Twenty-nine year-old Annee Deering, one of Ironman’s “Kona Inspired” contest winners, came to Kona to not only cross the finish line, but to spread her message of empowerment to young women across the country. Deering decided to tell a very personal story in an effort to show the world, that Anything IS Possible. Battling Post Traumatic Stress Disorder at a very young age, she has utilized the sport of triathlon to help heal herself from the difficult after-effects of childhood sexual abuse.

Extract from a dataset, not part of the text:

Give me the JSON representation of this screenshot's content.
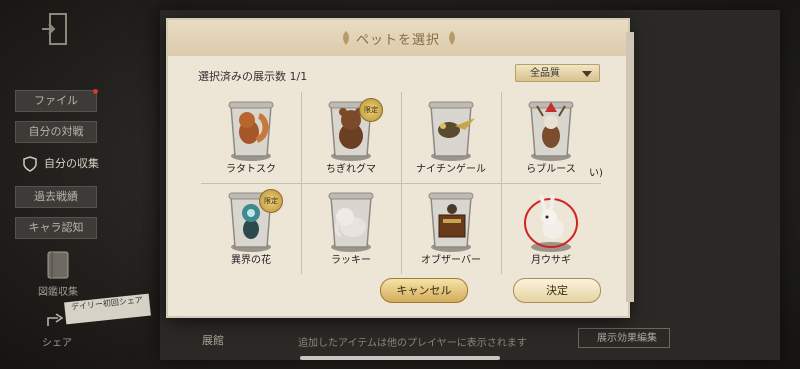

Fireman Rob Verhelst from Madison, Wisconsin, is competing in 10 Iron-distance races this year while raising money and awareness for Code 3 for a Cure, a charity that helps firefighters and their families affected by cancer. Rob completed the run portion of the race in FULL fireman turnout gear, standing out in honor of his cause.
Karen Aydelott has competed 12 times in Kona, including an age group win in 1997. In 2006 she was hit by a car while training on her bike and spent the next two years trying to save her ankle and foot. They couldn’t, so she had the lower part of her leg amputated so she could “at least ride her bike.” Thanks to the Challenged Athletes Foundation, Aydelott was able to get a running prosthesis and she began the long journey back to this year’s Ironman World Championship.
These are but a handful of the remarkable stories I came across in Kona. There are hundreds more.
Life is very much like an Ironman. You will get knocked down and you have to dust yourself off and get back into the ring. Despite the blisters, the sunburn, the sore muscles and the exhaustion, racers end the day on a high. Like three Fire Rock Ales and a tequila shot into a good buzz. From the starting cannons to the fire dance that signified the end of the race, the day was filled with inspiration. Just after midnight, with Hawaiian drums beating and a native prayer said for all the day’s participants, I stood in awe of each and every successful Ironman.
One thing I realized in watching and taking in the madness is that each of us needs to find our “Kona.” We all have our own personal challenges and fears. We all need to set goals and push boundaries. What makes the Ironman journey so rewarding and exciting is the bond, the ohana, that is formed by the courageous souls who take on the challenge. And that is pretty awesome.
Mahalo – it was a life-altering experience.